A fish hook made from moa bone that was discovered in Whangamata.

http://www.aucklandmuseum.com/collections-research/collections/record/am_humanhistory-object-525014?

Moa helping kiwis lead the world

 

The remains of moa held in Auckland Museum, as well as in other museums, have helped New Zealand scientists lead the world in a new field of biology called paleobiology.  Paleobiology uses new and exciting techniques, such as the ancient DNA held in moa bones, feathers and eggshell, to help us understand the lost world of the moa.  At Auckland Museum we are using new high resolution imaging and 3D scanning technologies to make our collections of moa bones more accessible to the public and to researchers who might rather print off a particular leg bone on their 3D printer rather than travel across the globe to visit our collection.

Caption (right): Museum preparator Leo Cappel and his assistant Christine Condon work on a diorama for the Hall of New Zealand birds gallery, which opened in 1972. Vahry Photography Limited. 1972. Auckland War Memorial Museum - Tāmaki Paenga Hira. PH-RES-1344.


 

LIFTING THE LID ON THE MOA, 11- 16 JULY, ORIGINS GALLERY 

Come and view the process of 3D scanning and specimen photography at our temporary photographic studio set up in the Origins Gallery! 

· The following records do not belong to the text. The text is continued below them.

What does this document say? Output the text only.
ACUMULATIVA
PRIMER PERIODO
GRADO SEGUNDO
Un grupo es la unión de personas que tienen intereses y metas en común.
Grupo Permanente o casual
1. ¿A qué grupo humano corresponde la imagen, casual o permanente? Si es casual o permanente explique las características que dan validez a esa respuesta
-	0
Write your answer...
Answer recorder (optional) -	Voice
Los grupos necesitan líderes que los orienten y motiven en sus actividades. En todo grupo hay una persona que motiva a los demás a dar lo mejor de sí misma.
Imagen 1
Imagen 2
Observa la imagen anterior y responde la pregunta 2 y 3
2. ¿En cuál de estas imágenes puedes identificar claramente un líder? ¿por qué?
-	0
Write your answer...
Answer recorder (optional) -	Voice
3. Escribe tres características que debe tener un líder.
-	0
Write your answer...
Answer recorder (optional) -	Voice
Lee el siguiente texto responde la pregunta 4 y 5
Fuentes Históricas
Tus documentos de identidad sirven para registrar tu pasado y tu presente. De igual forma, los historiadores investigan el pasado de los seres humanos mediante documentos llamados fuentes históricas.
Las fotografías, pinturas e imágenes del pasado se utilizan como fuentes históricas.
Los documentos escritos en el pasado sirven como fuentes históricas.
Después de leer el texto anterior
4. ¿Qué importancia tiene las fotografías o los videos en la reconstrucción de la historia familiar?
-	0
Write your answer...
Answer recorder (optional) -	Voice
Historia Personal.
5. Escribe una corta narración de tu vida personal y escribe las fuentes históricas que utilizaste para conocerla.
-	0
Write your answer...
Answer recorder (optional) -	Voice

On Wednesday July 11 at 1.30pm, Matt Rayner will be giving a talk on Auckland Museum's moa collection, its history and the biology of the moa.

Moa facts 


  • There were 9 species of moa ranging from the 300 kg, 3 meter high, giant moa, to the 20 kg, 0.5 meter tall little bush moa that is about the size of a turkey.
  • The first scientific name given to the giant moa, Dinornis novaezealandiae, meant the great terrible bird from New Zealand and shares its origins with the dinosaurs as both were named by British anatomist Richard Owen in the 1800s.
  • The ancestors of moa flew to ancient New Zealand 60 million years ago and then lost their wings, completely – they don’t even have the tiny remains of wing bones like kiwi do.
  • Moa used different habitats, the upland moa and crested moa lived in the mountains, little bush moa were forest specialists, stoat legged moa lived in more open country near the coast, giant moa roamed from the coast to the mountains.
  • Moa species, found across the whole of New Zealand, were bigger the further south in New Zealand you went – an adaptation to the cold called Bergman’s rule.
  • Scientists discovered that moa were sexually dimorphic; the males were much smaller than the females and did most of the incubating of their very thin shelled eggs.
  • Moa were vegetarian and ate a variety of plant material. The biggest moa could eat whole branches and even flax leaves. They swallowed “gizzard stones” to help digest their food.
  • Moa lived for millions of years in New Zealand but were extinct within around 200 years of the arrival of people in Aotearoa around 1300AD. 
  • The name moa means chicken in many Polynesian languages.
  • The closest relative of the moa is not the kiwi as was thought for a long time.  We now know that honor goes to some South American birds called Tinamous.